Search code examples
llvmundefined-behaviorllvm-irinteger-overflow

Integer overflow trapping with LLVM?


I'm creating a statically compiled programming language, and I'm using LLVM as its backend. I want my language to trap/crash whenever integer overflow occurs.

I'm aware of things like llvm.sadd.with.overflow, but I don't think that's an optimal/efficient solution. That function returns a struct of two values, instead of just giving me direct access to the OF register flag. Ideally, after each arithmetic operation I would just have a "JO" assembly instruction to trap whenever integer overflow occurs. This is exactly what clang's UndefinedBehaviorSanitizer does.

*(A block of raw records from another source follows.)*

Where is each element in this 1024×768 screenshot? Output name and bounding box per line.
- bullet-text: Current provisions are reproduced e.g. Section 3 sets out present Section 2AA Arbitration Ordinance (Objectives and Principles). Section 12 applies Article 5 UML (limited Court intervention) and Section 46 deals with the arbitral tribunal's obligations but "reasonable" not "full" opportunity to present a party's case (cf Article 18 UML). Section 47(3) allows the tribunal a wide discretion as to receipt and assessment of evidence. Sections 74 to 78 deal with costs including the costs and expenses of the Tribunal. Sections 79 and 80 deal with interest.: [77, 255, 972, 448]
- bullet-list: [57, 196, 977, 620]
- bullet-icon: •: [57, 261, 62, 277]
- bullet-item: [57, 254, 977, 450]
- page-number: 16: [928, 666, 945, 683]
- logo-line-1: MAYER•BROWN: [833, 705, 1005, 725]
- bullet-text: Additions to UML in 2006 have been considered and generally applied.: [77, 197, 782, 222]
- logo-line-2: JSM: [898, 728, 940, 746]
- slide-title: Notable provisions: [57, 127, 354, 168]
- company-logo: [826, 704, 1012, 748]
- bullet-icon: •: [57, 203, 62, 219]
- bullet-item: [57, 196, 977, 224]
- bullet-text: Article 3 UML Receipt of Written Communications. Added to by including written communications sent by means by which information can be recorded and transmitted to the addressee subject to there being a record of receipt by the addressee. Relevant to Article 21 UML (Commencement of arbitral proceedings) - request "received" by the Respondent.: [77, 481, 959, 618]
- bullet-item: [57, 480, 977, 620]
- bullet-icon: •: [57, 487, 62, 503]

However, I'm compiling to LLVM IR, not C or C++.

How can I use the UndefinedBehaviorSanitizer (or accomplish something equivalent) to handle integer overflow, directly within LLVM IR?


Solution

  • I'm aware of things like llvm.sadd.with.overflow, but I don't think that's an optimal/efficient solution. [...] Ideally, after each arithmetic operation I would just have a "JO" assembly instruction to trap whenever integer overflow occurs. This is exactly what clang's UndefinedBehaviorSanitizer does.

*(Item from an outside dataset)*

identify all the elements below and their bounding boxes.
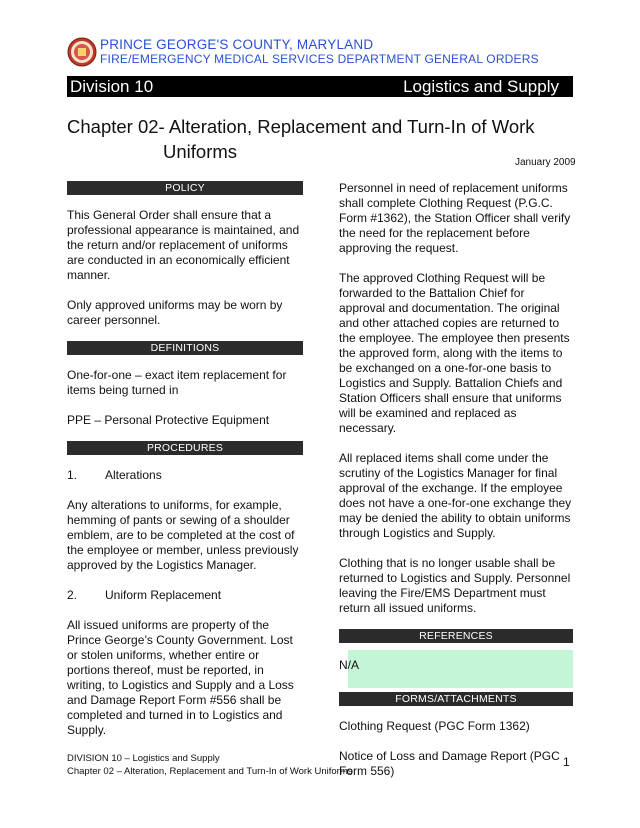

    What the UndefinedBehaviorSanitizer does is to generate calls to llvm.sadd.with.overflow. You can easily verify this by compiling the following C program with -fsanitize=undefined and looking at the generated LLVM code:

    bla.c:

    #include <stdio.h>
    
    int main(void){
      int x;
      scanf("%d", &x);
      printf("%d\n", x+1);
      return 0;
    }
    

    Command line:

    clang -fsanitize=undefined -emit-llvm -O2 -S bla.c
    

    bla.ll (excerpt):

      %5 = call { i32, i1 } @llvm.sadd.with.overflow.i32(i32 %4, i32 1), !nosanitize !8
      %6 = extractvalue { i32, i1 } %5, 0, !nosanitize !8
      %7 = extractvalue { i32, i1 } %5, 1, !nosanitize !8
      br i1 %7, label %8, label %10, !prof !9, !nosanitize !8
    
    ; <label>:8:                                      ; preds = %0
      %9 = zext i32 %4 to i64, !nosanitize !8
      call void @__ubsan_handle_add_overflow(i8* bitcast ({ { [6 x i8]*, i32, i32 }, { i16, i16, [6 x i8] }* }* @1 to i8*), i64 %9, i64 1) #5, !nosanitize !8
    

    sadd.with.overflow will end up as a regular incl instruction¹ and the br i1 %7 as a jo in the generated x64 assembly, so that's exactly what you want.


    ¹ It would be a proper add instruction if I added something other than 1 in the C code, of course.